Many people believe that they don't need estate planning. They think is for the ultra-wealthy. But accountants and other financial planners know that everyone needs some basic form of estate planning. If your clients' have any sort of assets, this is the only way to assure that these will be passed to the intended beneficiaries upon their passing.
The sad truth is, however, that even a wealthy client is often hesitant to have their accountant or financial planner create an estate plan for them. Maybe they think they are courting death, or fear it. No matter the reason for your clients' hesitation, it truly is part of your job if you handle their finances to make sure all clients have an estate plan in place. When we die, our estate goes through a probate process. The goal of estate planning is to minimize the effects of probate.
Changes and Highlights: Estate Planning for Your Clients
As an accountant or financial planner, you know what a sad and tragic thing probate can be. If a person dies intestate it means there is no estate plan or even a basic will. Once this happens, the probate process starts. Creditors are notified. The probate hearing becomes public information. Anyone that thinks they have a claim to your accounting or financial planning client's estate can petition the probate court for what they believe is their share of assets. Without an estate plan, your client's assets are at the mercy of the state and who it thinks the assets should go to.

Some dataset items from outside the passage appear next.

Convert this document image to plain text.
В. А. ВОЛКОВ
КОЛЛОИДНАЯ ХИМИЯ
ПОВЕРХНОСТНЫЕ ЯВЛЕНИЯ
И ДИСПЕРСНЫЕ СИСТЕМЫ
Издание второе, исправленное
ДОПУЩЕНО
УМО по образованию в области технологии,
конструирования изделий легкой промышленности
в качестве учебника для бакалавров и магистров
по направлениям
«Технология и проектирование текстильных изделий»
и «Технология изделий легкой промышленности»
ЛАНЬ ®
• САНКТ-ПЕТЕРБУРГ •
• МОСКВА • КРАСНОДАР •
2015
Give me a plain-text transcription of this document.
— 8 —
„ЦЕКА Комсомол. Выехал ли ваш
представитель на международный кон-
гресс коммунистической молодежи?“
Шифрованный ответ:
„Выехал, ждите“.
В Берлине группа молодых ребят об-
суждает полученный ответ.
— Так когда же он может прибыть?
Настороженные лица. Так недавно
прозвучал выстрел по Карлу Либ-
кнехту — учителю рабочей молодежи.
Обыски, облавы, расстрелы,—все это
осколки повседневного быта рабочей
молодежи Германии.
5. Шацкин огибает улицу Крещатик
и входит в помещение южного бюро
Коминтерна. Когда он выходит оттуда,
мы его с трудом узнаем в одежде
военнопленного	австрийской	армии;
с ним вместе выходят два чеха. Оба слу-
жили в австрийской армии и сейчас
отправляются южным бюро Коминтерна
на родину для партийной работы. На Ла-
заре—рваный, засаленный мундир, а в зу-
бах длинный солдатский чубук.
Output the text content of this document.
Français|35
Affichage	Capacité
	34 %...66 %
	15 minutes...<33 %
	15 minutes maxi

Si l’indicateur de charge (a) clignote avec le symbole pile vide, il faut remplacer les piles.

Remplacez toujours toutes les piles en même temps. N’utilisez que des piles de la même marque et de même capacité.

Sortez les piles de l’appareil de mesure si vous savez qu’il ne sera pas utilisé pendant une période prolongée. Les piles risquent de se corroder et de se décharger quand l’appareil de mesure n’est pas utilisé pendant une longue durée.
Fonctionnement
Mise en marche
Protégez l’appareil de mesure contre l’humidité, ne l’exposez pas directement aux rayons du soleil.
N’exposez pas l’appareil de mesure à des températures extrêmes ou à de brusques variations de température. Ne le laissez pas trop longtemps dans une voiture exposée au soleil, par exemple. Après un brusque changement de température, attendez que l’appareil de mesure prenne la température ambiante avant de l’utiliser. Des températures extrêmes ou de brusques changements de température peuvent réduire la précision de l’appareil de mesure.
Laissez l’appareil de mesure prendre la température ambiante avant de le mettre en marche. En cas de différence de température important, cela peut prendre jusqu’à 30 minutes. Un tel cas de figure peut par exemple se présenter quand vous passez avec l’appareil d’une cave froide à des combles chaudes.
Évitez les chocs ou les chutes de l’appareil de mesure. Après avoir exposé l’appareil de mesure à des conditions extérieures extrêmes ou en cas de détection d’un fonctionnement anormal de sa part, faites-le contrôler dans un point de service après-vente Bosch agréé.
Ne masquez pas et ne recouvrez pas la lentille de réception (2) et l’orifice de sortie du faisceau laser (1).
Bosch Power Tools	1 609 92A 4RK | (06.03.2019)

2017 Brought Major Change-Death Tax Only Applies to Ultra-Wealthy
Estate planning used to be looked at as a way to save on the death tax. Things changed in 2017. A client of your accounting or financial planning practice must now have assets exceeding $5.89 million to be subject to the death tax. If they are married and elect portability, their surviving spouse can use the unused portion of the deceased spouse’s first estate tax exemption. As a result, the estate tax for most of your clients won't ever come into play.
Let's Talk About a Trust and Minor Children
If your client wants you to set up a trust as part of their estate planning, by all means, encourage them to do so. This way, they are in control of how the assets of the trust are inherited. A trust is often used when there are minor children involved. The control your client has can be wide and varied. For instance, if a minor child is a beneficiary of the trust, it is not uncommon to put an age limit on when they can inherit the assets. The assets earmarked to minors are just kept in the trust until the restrictions are met, and then the trustee distributes the assets. One thing that is also not uncommon in the stipulations of a trust is to have a drug and alcohol provision. If the minor beneficiary has a drug or alcohol problem, then they don’t inherit the assets. The assets will just stay in the trust until such a time as the beneficiary resolves their addiction. Another stipulation in the trust that is often included is that the minor child does not inherit the assets until they complete college with a 3.0 GPA.
These are just a few of the highlights involved in estate planning. The Rules of Thumb blog from MoneyThumb enjoys educating our readers. We suggest that all accountants and financial planners stay up-to-date on the details of setting up estate plans and learn the ins and outs of creating trusts. This way, you are even more of an asset to your clients.